Cryptocurrency Havens in the EU: Poland and Lithuania Lead in Registered Crypto Companies
Poland has emerged as a leader among European Union countries in terms of the number of newly established businesses working with virtual digital assets. Out of approximately 2,000 registered cryptocurrency companies across the 27 EU member states, nearly half (938) are based in Poland. Additionally, the Polish registry of companies dealing with virtual currency sees new entries every week. Following closely behind Poland is Lithuania, with 499 registered companies, according to DL News.
Other EU countries significantly lag behind Poland and Lithuania in terms of registered cryptocurrency companies.
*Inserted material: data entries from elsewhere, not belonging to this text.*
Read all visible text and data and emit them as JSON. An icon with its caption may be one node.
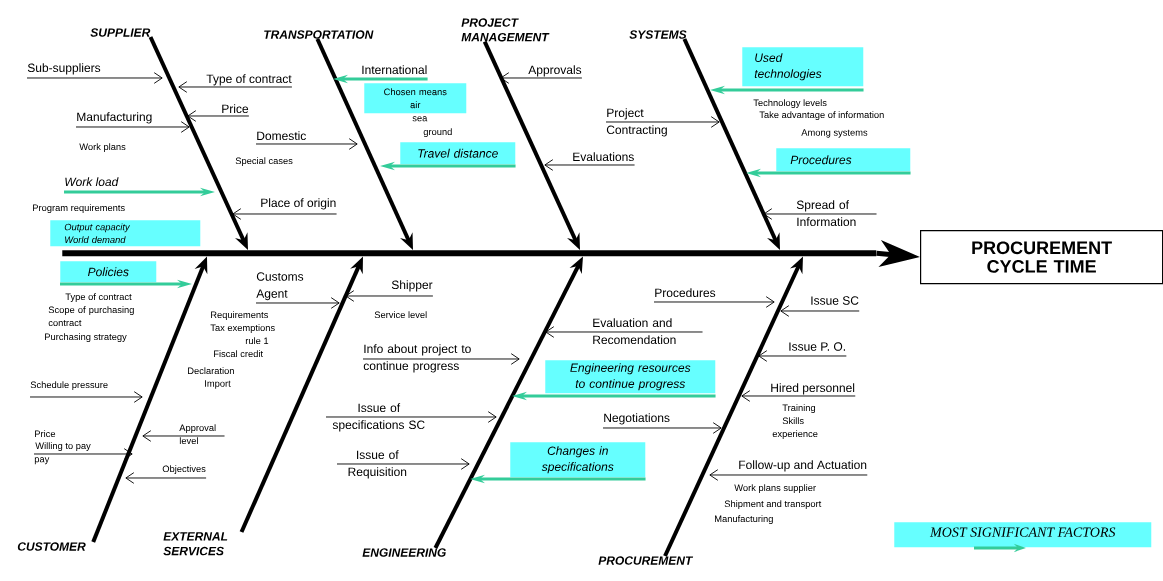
{
  "diagram": {
    "nodes": [
      {
        "text": [
          "SUPPLIER"
        ]
      },
      {
        "text": [
          "Sub-suppliers"
        ]
      },
      {
        "text": [
          "Type of contract"
        ]
      },
      {
        "text": [
          "Price"
        ]
      },
      {
        "text": [
          "Manufacturing"
        ],
        "beside": [
          "Work plans"
        ]
      },
      {
        "text": [
          "Work load"
        ]
      },
      {
        "text": [
          "Output capacity",
          "World demand"
        ]
      },
      {
        "text": [
          "TRANSPORTATION"
        ]
      },
      {
        "text": [
          "International"
        ]
      },
      {
        "text": [
          "Chosen means",
          "air"
        ],
        "beside": [
          "sea",
          "ground"
        ]
      },
      {
        "text": [
          "Domestic"
        ],
        "beside": [
          "Special cases"
        ]
      },
      {
        "text": [
          "Travel distance"
        ]
      },
      {
        "text": [
          "Place of origin"
        ]
      },
      {
        "text": [
          "PROJECT MANAGEMENT"
        ]
      },
      {
        "text": [
          "Approvals"
        ]
      },
      {
        "text": [
          "Evaluations"
        ]
      },
      {
        "text": [
          "SYSTEMS"
        ]
      },
      {
        "text": [
          "Used technologies"
        ],
        "beside": [
          "Technology levels",
          "Take advantage of information",
          "Among systems"
        ]
      },
      {
        "text": [
          "Project Contracting"
        ]
      },
      {
        "text": [
          "Procedures"
        ]
      },
      {
        "text": [
          "Spread of Information"
        ]
      },
      {
        "text": [
          "PROCUREMENT CYCLE TIME"
        ]
      },
      {
        "text": [
          "CUSTOMER"
        ]
      },
      {
        "text": [
          "Policies"
        ],
        "beside": [
          "Type of contract",
          "Scope of purchasing contract",
          "Purchasing strategy"
        ]
      },
      {
        "text": [
          "Schedule pressure"
        ]
      },
      {
        "text": [
          "Price"
        ],
        "beside": [
          "Willing to pay",
          "pay"
        ]
      },
      {
        "text": [
          "Approval level"
        ]
      },
      {
        "text": [
          "Objectives"
        ]
      },
      {
        "text": [
          "EXTERNAL SERVICES"
        ]
      },
      {
        "text": [
          "Customs Agent"
        ],
        "beside": [
          "Requirements",
          "Tax exemptions",
          "rule 1",
          "Fiscal credit",
          "Declaration",
          "Import"
        ]
      },
      {
        "text": [
          "Shipper"
        ],
        "beside": [
          "Service level"
        ]
      },
      {
        "text": [
          "ENGINEERING"
        ]
      },
      {
        "text": [
          "Info about project to continue progress"
        ]
      },
      {
        "text": [
          "Issue of specifications SC"
        ]
      },
      {
        "text": [
          "Issue of Requisition"
        ]
      },
      {
        "text": [
          "Evaluation and Recomendation"
        ]
      },
      {
        "text": [
          "Engineering resources to continue progress"
        ]
      },
      {
        "text": [
          "Changes in specifications"
        ]
      },
      {
        "text": [
          "PROCUREMENT"
        ]
      },
      {
        "text": [
          "Procedures"
        ]
      },
      {
        "text": [
          "Issue SC"
        ]
      },
      {
        "text": [
          "Issue P. O."
        ]
      },
      {
        "text": [
          "Hired personnel"
        ],
        "beside": [
          "Training",
          "Skills",
          "experience"
        ]
      },
      {
        "text": [
          "Negotiations"
        ]
      },
      {
        "text": [
          "Follow-up and Actuation"
        ],
        "beside": [
          "Work plans supplier",
          "Shipment and transport",
          "Manufacturing"
        ]
      },
      {
        "text": [],
        "shape": "bar"
      }
    ],
    "edges": [
      {
        "from": 0,
        "to": 45,
        "arrow": "to",
        "style": "thick"
      },
      {
        "from": 1,
        "to": null,
        "arrow": "to"
      },
      {
        "from": 2,
        "to": null,
        "arrow": "to"
      },
      {
        "from": 3,
        "to": null,
        "arrow": "to"
      },
      {
        "from": 4,
        "to": null,
        "arrow": "to"
      },
      {
        "from": 5,
        "to": null,
        "arrow": "to",
        "style": "thick",
        "color": "#33cc99"
      },
      {
        "from": 7,
        "to": 45,
        "arrow": "to",
        "style": "thick"
      },
      {
        "from": 8,
        "to": null,
        "arrow": "to",
        "style": "thick",
        "color": "#33cc99"
      },
      {
        "from": 10,
        "to": null,
        "arrow": "to"
      },
      {
        "from": 11,
        "to": null,
        "arrow": "to",
        "style": "thick",
        "color": "#33cc99"
      },
      {
        "from": 12,
        "to": null,
        "arrow": "to"
      },
      {
        "from": 13,
        "to": 45,
        "arrow": "to",
        "style": "thick"
      },
      {
        "from": 14,
        "to": null,
        "arrow": "to"
      },
      {
        "from": 15,
        "to": null,
        "arrow": "to"
      },
      {
        "from": 16,
        "to": 45,
        "arrow": "to",
        "style": "thick"
      },
      {
        "from": 17,
        "to": null,
        "arrow": "to",
        "style": "thick",
        "color": "#33cc99"
      },
      {
        "from": 18,
        "to": null,
        "arrow": "to"
      },
      {
        "from": 19,
        "to": null,
        "arrow": "to",
        "style": "thick",
        "color": "#33cc99"
      },
      {
        "from": 20,
        "to": null,
        "arrow": "to"
      },
      {
        "from": 45,
        "to": 21,
        "arrow": "to",
        "style": "thick"
      },
      {
        "from": 22,
        "to": 45,
        "arrow": "to",
        "style": "thick"
      },
      {
        "from": 23,
        "to": null,
        "arrow": "to",
        "style": "thick",
        "color": "#33cc99"
      },
      {
        "from": 24,
        "to": null,
        "arrow": "to"
      },
      {
        "from": 25,
        "to": null,
        "arrow": "to"
      },
      {
        "from": 26,
        "to": null,
        "arrow": "to"
      },
      {
        "from": 27,
        "to": null,
        "arrow": "to"
      },
      {
        "from": 28,
        "to": 45,
        "arrow": "to",
        "style": "thick"
      },
      {
        "from": 29,
        "to": null,
        "arrow": "to"
      },
      {
        "from": 30,
        "to": null,
        "arrow": "to"
      },
      {
        "from": 31,
        "to": 45,
        "arrow": "to",
        "style": "thick"
      },
      {
        "from": 32,
        "to": null,
        "arrow": "to"
      },
      {
        "from": 33,
        "to": null,
        "arrow": "to"
      },
      {
        "from": 34,
        "to": null,
        "arrow": "to"
      },
      {
        "from": 35,
        "to": null,
        "arrow": "to"
      },
      {
        "from": 36,
        "to": null,
        "arrow": "to",
        "style": "thick",
        "color": "#33cc99"
      },
      {
        "from": 37,
        "to": null,
        "arrow": "to",
        "style": "thick",
        "color": "#33cc99"
      },
      {
        "from": 38,
        "to": 45,
        "arrow": "to",
        "style": "thick"
      },
      {
        "from": 39,
        "to": null,
        "arrow": "to"
      },
      {
        "from": 40,
        "to": null,
        "arrow": "to"
      },
      {
        "from": 41,
        "to": null,
        "arrow": "to"
      },
      {
        "from": 42,
        "to": null,
        "arrow": "to"
      },
      {
        "from": 43,
        "to": null,
        "arrow": "to"
      },
      {
        "from": 44,
        "to": null,
        "arrow": "to"
      }
    ],
    "labels": [
      "Program requirements"
    ],
    "legend": [
      {
        "text": "MOST SIGNIFICANT FACTORS"
      }
    ]
  }
}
Italy, in third place, has 124 such companies, while France has 95, Spain has 82, and Estonia has 80. Analysts attribute this situation to the fact that the registration process for cryptocurrency businesses in Poland takes only two weeks and costs less than €150. Moreover, these registered companies are not obliged to conduct their actual operations exclusively in Poland, allowing them easy access to other European markets.
"Some companies register in Poland solely to establish a presence within the EU," noted Jaroslaw Nowacki, a lawyer from the Polish law firm tau.legal. Registering a cryptocurrency company in Lithuania is similarly straightforward, attracting many fintech companies.
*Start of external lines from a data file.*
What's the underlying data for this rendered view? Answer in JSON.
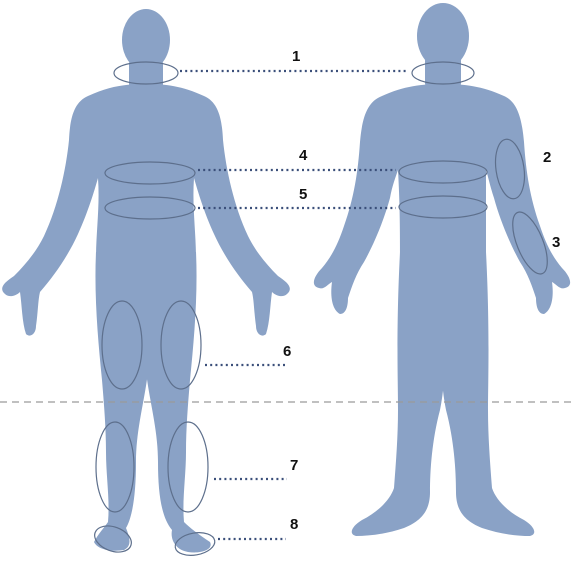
{
  "colors": {
    "body": "#8aa2c6",
    "ring": "#5d6f8c",
    "leader": "#3b4f7a",
    "divider": "#9a9a9a"
  },
  "labels": {
    "l1": "1",
    "l2": "2",
    "l3": "3",
    "l4": "4",
    "l5": "5",
    "l6": "6",
    "l7": "7",
    "l8": "8"
  }
}
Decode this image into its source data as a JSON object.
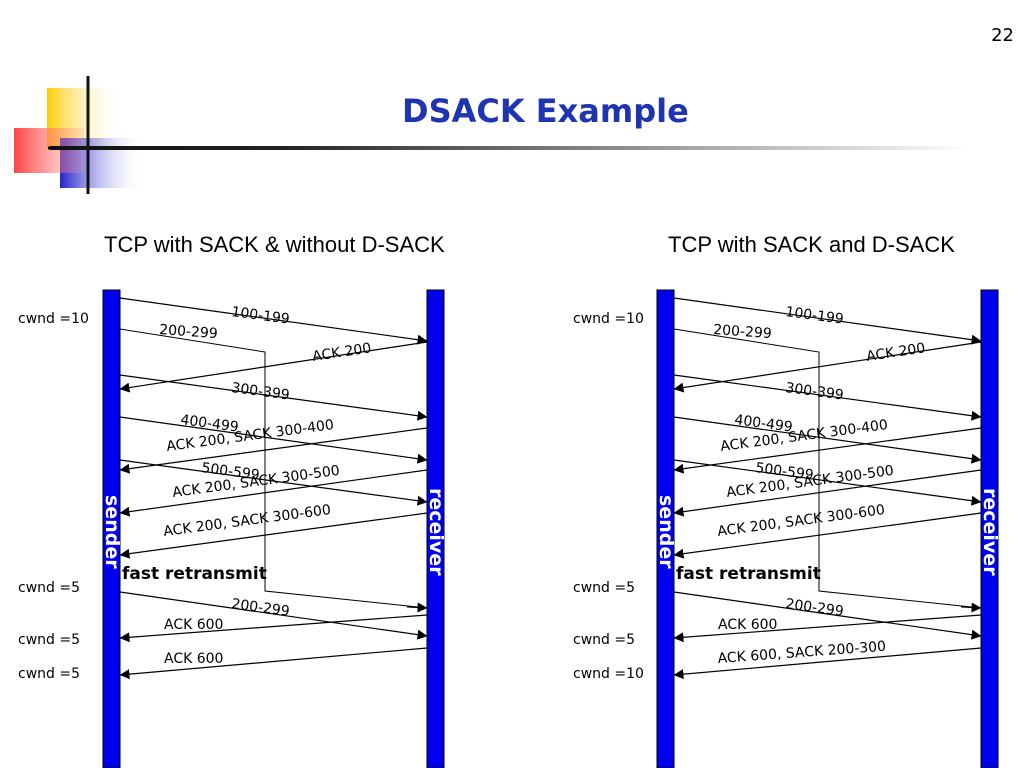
{
  "page_number": "22",
  "title": "DSACK Example",
  "colors": {
    "title": "#1f34b0",
    "lifeline": "#0000ee",
    "logo_yellow": "#ffcc00",
    "logo_red": "#ff3333",
    "logo_blue": "#3333cc"
  },
  "panels": [
    {
      "title": "TCP with SACK & without D-SACK",
      "sender_label": "sender",
      "receiver_label": "receiver",
      "cwnd_labels": [
        "cwnd =10",
        "cwnd =5",
        "cwnd =5",
        "cwnd =5"
      ],
      "fast_retransmit_label": "fast retransmit",
      "messages": [
        "100-199",
        "200-299",
        "ACK 200",
        "300-399",
        "400-499",
        "ACK 200, SACK 300-400",
        "500-599",
        "ACK 200, SACK 300-500",
        "ACK 200, SACK 300-600",
        "200-299",
        "ACK 600",
        "ACK 600"
      ]
    },
    {
      "title": "TCP with SACK and D-SACK",
      "sender_label": "sender",
      "receiver_label": "receiver",
      "cwnd_labels": [
        "cwnd =10",
        "cwnd =5",
        "cwnd =5",
        "cwnd =10"
      ],
      "fast_retransmit_label": "fast retransmit",
      "messages": [
        "100-199",
        "200-299",
        "ACK 200",
        "300-399",
        "400-499",
        "ACK 200, SACK 300-400",
        "500-599",
        "ACK 200, SACK 300-500",
        "ACK 200, SACK 300-600",
        "200-299",
        "ACK 600",
        "ACK 600, SACK 200-300"
      ]
    }
  ]
}
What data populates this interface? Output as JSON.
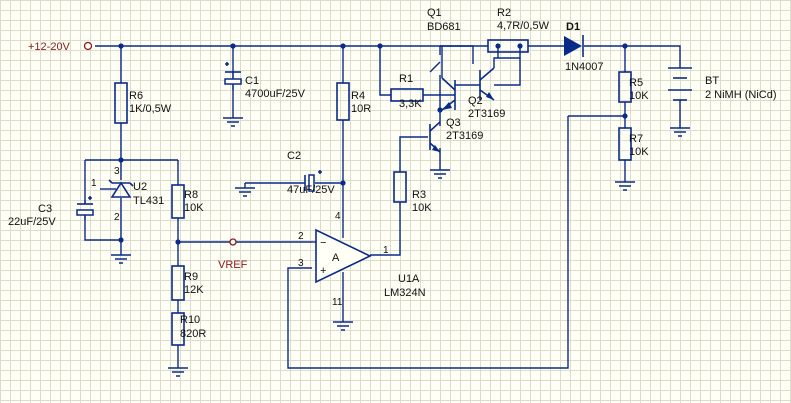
{
  "power": {
    "label": "+12-20V"
  },
  "net_vref": "VREF",
  "components": {
    "R1": {
      "ref": "R1",
      "value": "3,3K"
    },
    "R2": {
      "ref": "R2",
      "value": "4,7R/0,5W"
    },
    "R3": {
      "ref": "R3",
      "value": "10K"
    },
    "R4": {
      "ref": "R4",
      "value": "10R"
    },
    "R5": {
      "ref": "R5",
      "value": "10K"
    },
    "R6": {
      "ref": "R6",
      "value": "1K/0,5W"
    },
    "R7": {
      "ref": "R7",
      "value": "10K"
    },
    "R8": {
      "ref": "R8",
      "value": "10K"
    },
    "R9": {
      "ref": "R9",
      "value": "12K"
    },
    "R10": {
      "ref": "R10",
      "value": "820R"
    },
    "C1": {
      "ref": "C1",
      "value": "4700uF/25V"
    },
    "C2": {
      "ref": "C2",
      "value": "47uF/25V"
    },
    "C3": {
      "ref": "C3",
      "value": "22uF/25V"
    },
    "Q1": {
      "ref": "Q1",
      "value": "BD681"
    },
    "Q2": {
      "ref": "Q2",
      "value": "2T3169"
    },
    "Q3": {
      "ref": "Q3",
      "value": "2T3169"
    },
    "D1": {
      "ref": "D1",
      "value": "1N4007"
    },
    "U2": {
      "ref": "U2",
      "value": "TL431"
    },
    "U1A": {
      "ref": "U1A",
      "value": "LM324N",
      "inner": "A"
    },
    "BT": {
      "ref": "BT",
      "value": "2 NiMH (NiCd)"
    }
  },
  "pins": {
    "u2_1": "1",
    "u2_2": "2",
    "u2_3": "3",
    "op_in_neg": "2",
    "op_in_pos": "3",
    "op_out": "1",
    "op_vcc": "4",
    "op_gnd": "11",
    "minus_sign": "−",
    "plus_sign": "+"
  }
}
Currently, cryptocurrency companies are not allowed to attract clients from other EU countries without the necessary licensing. However, this situation is set to change in the future when the EU introduces a new law regulating crypto asset markets, known as MiCA. This law will come into effect in December 2024 and will govern the activities of digital assets on the world's largest European market.
To gain a better understanding of the market situation, DL News gathered data from official registers of virtual asset service providers (VASP) in EU member countries. Some countries maintain separate registries for virtual assets, while in others, information about these companies can be found in regular business registries.
Representatives from Romania and Latvia did not respond to requests for VASP data. Officials from the national banks of Slovakia and the Czech Republic informed researchers that their countries do not maintain separate VASP registries and do not require licensing for such companies. Hungary classifies cryptocurrency firms together with other fintech providers, making the total number of such firms in Hungary unknown.